The review, conducted by a collaborative team from the Grantham Institute – Climate Change and the Environment at Imperial College London, Humboldt University of Berlin, and the Mercator Research Institute on Global Commons and Climate Change, calls for a nuanced understanding of CDR’s complexities and implications to inform effective climate change mitigation strategies.

CDR encompasses a wide array of methods aimed at extracting carbon dioxide (CO2) from the atmosphere, ranging from reforestation and soil carbon enhancement to advanced technologies like carbon capture, utilization, and storage (CCUS).

Despite the crucial role of CDR in achieving global and national greenhouse gas (GHG) reduction targets, the study underscores the disproportionate focus of existing research on Europe, Asia, and the global scale.

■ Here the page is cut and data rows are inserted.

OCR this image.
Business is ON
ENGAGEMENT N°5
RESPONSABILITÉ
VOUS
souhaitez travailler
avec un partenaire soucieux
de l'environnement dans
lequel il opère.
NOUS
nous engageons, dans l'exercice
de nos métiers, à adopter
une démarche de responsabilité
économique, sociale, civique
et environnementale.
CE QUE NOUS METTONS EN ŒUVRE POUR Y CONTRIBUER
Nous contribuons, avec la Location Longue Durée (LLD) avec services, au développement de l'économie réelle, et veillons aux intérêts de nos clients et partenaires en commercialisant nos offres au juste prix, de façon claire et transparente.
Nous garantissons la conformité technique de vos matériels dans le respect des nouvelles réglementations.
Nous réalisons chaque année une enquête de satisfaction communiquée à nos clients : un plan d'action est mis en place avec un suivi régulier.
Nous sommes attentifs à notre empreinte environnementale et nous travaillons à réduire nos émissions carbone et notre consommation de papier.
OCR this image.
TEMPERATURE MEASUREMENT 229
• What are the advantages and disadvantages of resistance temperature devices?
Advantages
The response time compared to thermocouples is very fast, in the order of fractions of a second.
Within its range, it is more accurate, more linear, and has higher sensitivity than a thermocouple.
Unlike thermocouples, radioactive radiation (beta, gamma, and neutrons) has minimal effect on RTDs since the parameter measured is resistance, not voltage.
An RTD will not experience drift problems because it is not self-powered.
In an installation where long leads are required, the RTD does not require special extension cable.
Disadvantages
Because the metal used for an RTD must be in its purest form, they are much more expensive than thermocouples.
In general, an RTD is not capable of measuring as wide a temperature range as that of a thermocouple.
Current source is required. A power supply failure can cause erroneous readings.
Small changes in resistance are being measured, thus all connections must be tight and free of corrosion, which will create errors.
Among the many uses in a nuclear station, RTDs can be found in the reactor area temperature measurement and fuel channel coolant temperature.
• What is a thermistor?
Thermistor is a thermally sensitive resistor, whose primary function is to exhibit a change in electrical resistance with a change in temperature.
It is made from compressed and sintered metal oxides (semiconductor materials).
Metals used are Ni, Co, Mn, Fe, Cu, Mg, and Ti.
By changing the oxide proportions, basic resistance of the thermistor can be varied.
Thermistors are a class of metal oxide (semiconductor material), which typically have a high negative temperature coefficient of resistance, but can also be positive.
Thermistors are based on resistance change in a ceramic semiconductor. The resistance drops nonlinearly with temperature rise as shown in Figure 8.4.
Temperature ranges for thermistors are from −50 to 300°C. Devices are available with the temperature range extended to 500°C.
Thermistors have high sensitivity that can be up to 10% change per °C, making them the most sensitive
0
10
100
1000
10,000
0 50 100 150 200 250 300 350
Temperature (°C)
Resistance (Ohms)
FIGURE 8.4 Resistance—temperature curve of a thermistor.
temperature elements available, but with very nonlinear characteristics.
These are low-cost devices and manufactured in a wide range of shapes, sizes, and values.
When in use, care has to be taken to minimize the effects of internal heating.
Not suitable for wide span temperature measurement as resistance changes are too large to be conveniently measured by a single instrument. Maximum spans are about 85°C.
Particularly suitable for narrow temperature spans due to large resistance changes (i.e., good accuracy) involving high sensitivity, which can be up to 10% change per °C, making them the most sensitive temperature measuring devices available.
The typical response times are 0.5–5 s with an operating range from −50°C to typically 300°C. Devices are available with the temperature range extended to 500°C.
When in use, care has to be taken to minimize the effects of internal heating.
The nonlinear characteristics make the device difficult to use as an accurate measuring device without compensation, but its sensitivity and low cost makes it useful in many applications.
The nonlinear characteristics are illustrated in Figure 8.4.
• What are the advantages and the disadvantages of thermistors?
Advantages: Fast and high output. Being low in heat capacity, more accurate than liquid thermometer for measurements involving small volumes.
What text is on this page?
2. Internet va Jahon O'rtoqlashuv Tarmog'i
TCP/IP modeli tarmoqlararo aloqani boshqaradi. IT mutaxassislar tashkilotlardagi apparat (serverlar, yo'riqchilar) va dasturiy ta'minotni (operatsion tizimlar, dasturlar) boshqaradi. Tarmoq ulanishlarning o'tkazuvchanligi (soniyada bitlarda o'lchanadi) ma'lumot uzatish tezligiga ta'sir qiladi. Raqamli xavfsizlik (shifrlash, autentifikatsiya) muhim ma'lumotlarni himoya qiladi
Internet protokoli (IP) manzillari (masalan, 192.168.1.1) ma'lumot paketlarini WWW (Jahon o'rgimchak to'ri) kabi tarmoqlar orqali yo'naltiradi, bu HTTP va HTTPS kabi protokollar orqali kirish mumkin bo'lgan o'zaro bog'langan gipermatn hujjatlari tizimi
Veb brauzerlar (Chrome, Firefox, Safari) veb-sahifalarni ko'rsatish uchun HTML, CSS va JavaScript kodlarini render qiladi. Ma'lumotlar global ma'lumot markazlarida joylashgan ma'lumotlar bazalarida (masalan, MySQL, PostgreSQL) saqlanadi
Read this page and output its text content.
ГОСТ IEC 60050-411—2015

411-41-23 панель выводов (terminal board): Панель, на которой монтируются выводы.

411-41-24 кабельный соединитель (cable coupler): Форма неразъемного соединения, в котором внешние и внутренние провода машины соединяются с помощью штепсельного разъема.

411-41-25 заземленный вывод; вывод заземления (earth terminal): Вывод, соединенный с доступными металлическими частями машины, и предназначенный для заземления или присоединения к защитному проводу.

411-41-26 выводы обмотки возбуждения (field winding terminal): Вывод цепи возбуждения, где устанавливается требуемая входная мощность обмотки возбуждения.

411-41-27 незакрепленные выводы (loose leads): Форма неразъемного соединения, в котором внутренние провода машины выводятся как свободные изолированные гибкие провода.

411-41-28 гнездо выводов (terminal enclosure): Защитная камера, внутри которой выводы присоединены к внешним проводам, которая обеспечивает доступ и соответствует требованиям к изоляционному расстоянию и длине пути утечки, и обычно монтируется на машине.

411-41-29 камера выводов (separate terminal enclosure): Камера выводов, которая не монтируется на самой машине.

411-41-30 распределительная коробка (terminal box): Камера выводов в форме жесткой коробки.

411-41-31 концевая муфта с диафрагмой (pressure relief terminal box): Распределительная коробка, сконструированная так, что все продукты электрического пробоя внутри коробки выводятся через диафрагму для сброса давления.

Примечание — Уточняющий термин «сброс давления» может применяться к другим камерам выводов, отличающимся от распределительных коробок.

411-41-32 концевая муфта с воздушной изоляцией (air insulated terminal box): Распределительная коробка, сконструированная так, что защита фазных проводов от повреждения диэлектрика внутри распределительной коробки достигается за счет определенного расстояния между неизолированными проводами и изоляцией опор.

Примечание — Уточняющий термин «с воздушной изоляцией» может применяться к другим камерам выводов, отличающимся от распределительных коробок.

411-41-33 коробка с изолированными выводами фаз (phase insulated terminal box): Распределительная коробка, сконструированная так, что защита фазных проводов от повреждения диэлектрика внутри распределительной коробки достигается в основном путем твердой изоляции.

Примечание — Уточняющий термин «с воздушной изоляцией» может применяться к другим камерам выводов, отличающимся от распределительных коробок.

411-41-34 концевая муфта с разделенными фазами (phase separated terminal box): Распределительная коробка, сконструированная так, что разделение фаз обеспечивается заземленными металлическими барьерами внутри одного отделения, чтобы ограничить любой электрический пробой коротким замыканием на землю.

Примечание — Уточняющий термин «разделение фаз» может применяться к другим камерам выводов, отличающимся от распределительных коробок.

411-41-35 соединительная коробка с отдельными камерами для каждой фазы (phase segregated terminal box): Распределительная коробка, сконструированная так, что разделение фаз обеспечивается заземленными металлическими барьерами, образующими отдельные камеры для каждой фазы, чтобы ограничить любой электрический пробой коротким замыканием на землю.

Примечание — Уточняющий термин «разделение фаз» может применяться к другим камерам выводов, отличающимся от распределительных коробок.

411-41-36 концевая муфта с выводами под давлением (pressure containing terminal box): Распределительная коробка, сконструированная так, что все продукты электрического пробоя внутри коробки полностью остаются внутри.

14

“The underrepresentation of Africa and South America in the scientific literature is critical since these regions are considered essential for CDR deployment,” lead author Ruben Prütz said in a note on the review, published by Imperial College London on Monday.

However, existing studies predominantly highlight negative aspects, such as impacts on biodiversity, soil quality, and land use.

Moreover, uncertainties persist regarding the effectiveness and scalability of certain CDR methods, with concerns raised about potential delays in climate action and the shifting of mitigation burdens to other nations, possibly conflicting with international law.

Relevant: Carbon Removals At COP Unveils Interactive World Map Of CDR Projects

Amidst these challenges, the study also identifies positive outcomes associated with CDR, including improvements in soil fertility, crop yields, and biodiversity.

However, the authors stress the context dependency of these benefits, cautioning against simplistic generalizations.

They advocate for further research to comprehensively assess the impacts, side effects, contextual nuances, and implementation modalities of CDR, particularly in regions like Africa and South America.

“Not every removal measure is studied in equal depth and for all countries. Looking at our inventory allows us to direct research attention to start filling these gaps,” Professor Joeri Rogelj, co-author and Director of Research at the Grantham Institute, concluded.